Wolf believes 2010 will be the year enterprises "kick the tires," and start small pilots. But even those who adopt desktop virtualization aren't likely to virtualize their entire desktop infrastructures right away, he says. "In terms of wholesale virtualization of the desktop, I don't think we're anywhere close at this point," Wolf says.
The typical CIO has a "dose of skepticism," says Phil Grove, global director of end user services at CSC, an IT outsourcing firm. "There are not a lot of people doing it at scale yet."
There are numerous models for enterprises to consider within the desktop virtualization realm. There's presentation virtualization, which executes applications on a server and remotely presents the application interface to a user's endpoint device, according to Burton Group.
VDI is generally synonymous with server-hosted virtual desktops, but is slightly different than presentation virtualization. Server virtualization is typically the back-end platform for VDI, with each desktop running inside an isolated server-based virtual machine.
Other forms of desktop virtualization include blade PCs and client-hosted virtual desktops. A blade PC runs in the data center and can be accessed remotely by client devices, but each blade PC can only serve one user at a time. Client-hosted virtualization, on the other hand, puts the desktop hypervisor on the desktop machine itself, requiring a more robust client device but also providing better options for offline access. Client-hosted virtualization is becoming popular with organizations that let employees bring their own PCs to work, Grove says.
You can also expect some cloud-hosted desktop offerings to emerge. The vendor Virtual Bridges has taken a step in this direction by offering hosted virtual desktops running in Rackspace data centers.

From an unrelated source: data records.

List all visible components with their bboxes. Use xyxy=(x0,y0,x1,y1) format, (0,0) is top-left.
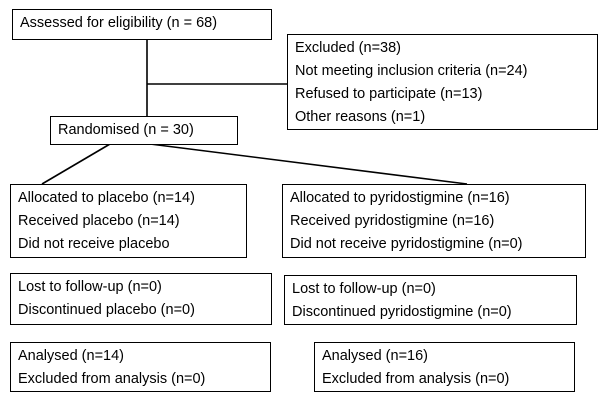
pyridostigmine-allocation-line: Received pyridostigmine (n=16) xyxy=(290,213,495,229)
randomised-box: Randomised (n = 30) xyxy=(50,116,238,145)
assessed-box: Assessed for eligibility (n = 68) xyxy=(12,9,272,40)
excluded-box: Excluded (n=38) Not meeting inclusion cr… xyxy=(287,34,598,130)
pyridostigmine-allocation-box: Allocated to pyridostigmine (n=16) Recei… xyxy=(282,184,586,258)
placebo-followup-line: Lost to follow-up (n=0) xyxy=(18,279,162,295)
pyridostigmine-followup-line: Discontinued pyridostigmine (n=0) xyxy=(292,304,512,320)
excluded-line: Other reasons (n=1) xyxy=(295,109,426,125)
pyridostigmine-followup-line: Lost to follow-up (n=0) xyxy=(292,281,436,297)
excluded-line: Not meeting inclusion criteria (n=24) xyxy=(295,63,528,79)
placebo-allocation-line: Received placebo (n=14) xyxy=(18,213,180,229)
placebo-allocation-box: Allocated to placebo (n=14) Received pla… xyxy=(10,184,247,258)
placebo-allocation-line: Did not receive placebo xyxy=(18,236,170,252)
connector-randomised-to-pyridostigmine xyxy=(149,143,468,185)
pyridostigmine-analysis-line: Excluded from analysis (n=0) xyxy=(322,371,510,387)
pyridostigmine-allocation-line: Did not receive pyridostigmine (n=0) xyxy=(290,236,523,252)
pyridostigmine-analysis-line: Analysed (n=16) xyxy=(322,348,428,364)
assessed-text: Assessed for eligibility (n = 68) xyxy=(20,15,218,31)
connector-randomised-to-placebo xyxy=(41,143,111,185)
pyridostigmine-followup-box: Lost to follow-up (n=0) Discontinued pyr… xyxy=(284,275,577,325)
randomised-text: Randomised (n = 30) xyxy=(58,122,194,138)
placebo-followup-box: Lost to follow-up (n=0) Discontinued pla… xyxy=(10,273,272,325)
pyridostigmine-allocation-line: Allocated to pyridostigmine (n=16) xyxy=(290,190,510,206)
placebo-analysis-line: Excluded from analysis (n=0) xyxy=(18,371,206,387)
pyridostigmine-analysis-box: Analysed (n=16) Excluded from analysis (… xyxy=(314,342,575,392)
placebo-analysis-box: Analysed (n=14) Excluded from analysis (… xyxy=(10,342,271,392)
excluded-line: Refused to participate (n=13) xyxy=(295,86,483,102)
placebo-followup-line: Discontinued placebo (n=0) xyxy=(18,302,195,318)
placebo-allocation-line: Allocated to placebo (n=14) xyxy=(18,190,195,206)
excluded-line: Excluded (n=38) xyxy=(295,40,401,56)
placebo-analysis-line: Analysed (n=14) xyxy=(18,348,124,364)
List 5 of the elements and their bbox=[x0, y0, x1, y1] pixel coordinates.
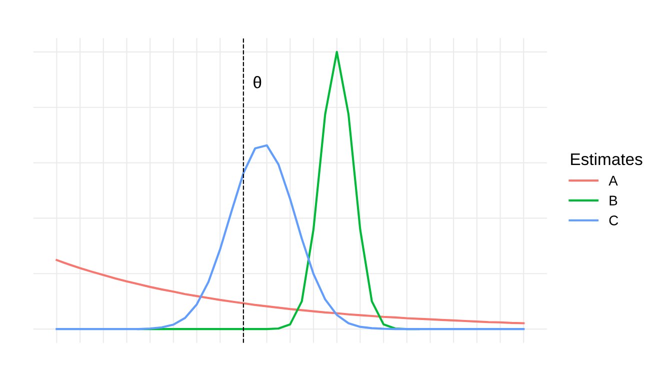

VMware and Citrix have run into roadblocks in their plans to build bare-metal hypervisors -- virtualization software that runs directly on system hardware instead of on top of a host operating system -- for desktop PCs. But both companies, as well as Microsoft, are staying busy on the desktop front.
VMware recently upgraded its ThinApp application virtualization software to improve migration of applications from older versions of Windows to Windows 7. Microsoft, meanwhile, has lowered the price of licensing the Windows operating system in virtual desktop deployments, and announced new bundles with Citrix designed to lure customers away from VMware.
Specifically, Microsoft and Citrix are offering a year's worth of free desktop virtualization for as many as 500 users for companies that switch from VMware View to Citrix's XenDesktop VDI and Microsoft VDI.
Whether a customer opts for VMware, Citrix, or Microsoft on the virtualization side, upgrades in Windows 7 will increase the viability of virtual desktop deployments, experts say.
IT manger Dan Powers of Cox Communications in Omaha, Neb., who runs VMware View and is testing Windows 7 for a potential upgrade, says Windows 7 desktop images can be built in a modular fashion, making them less data-intensive. Whereas Cox's XP images are 10GB apiece, a Windows 7 desktop image can be 2GB or even less.
"It's a modular approach to building your desktop," he says. Whereas XP is "an all-or-nothing deal," Windows 7 desktop images allow Powers to strip out unnecessary components, he says. "I don't need this big, bloated operating system anymore."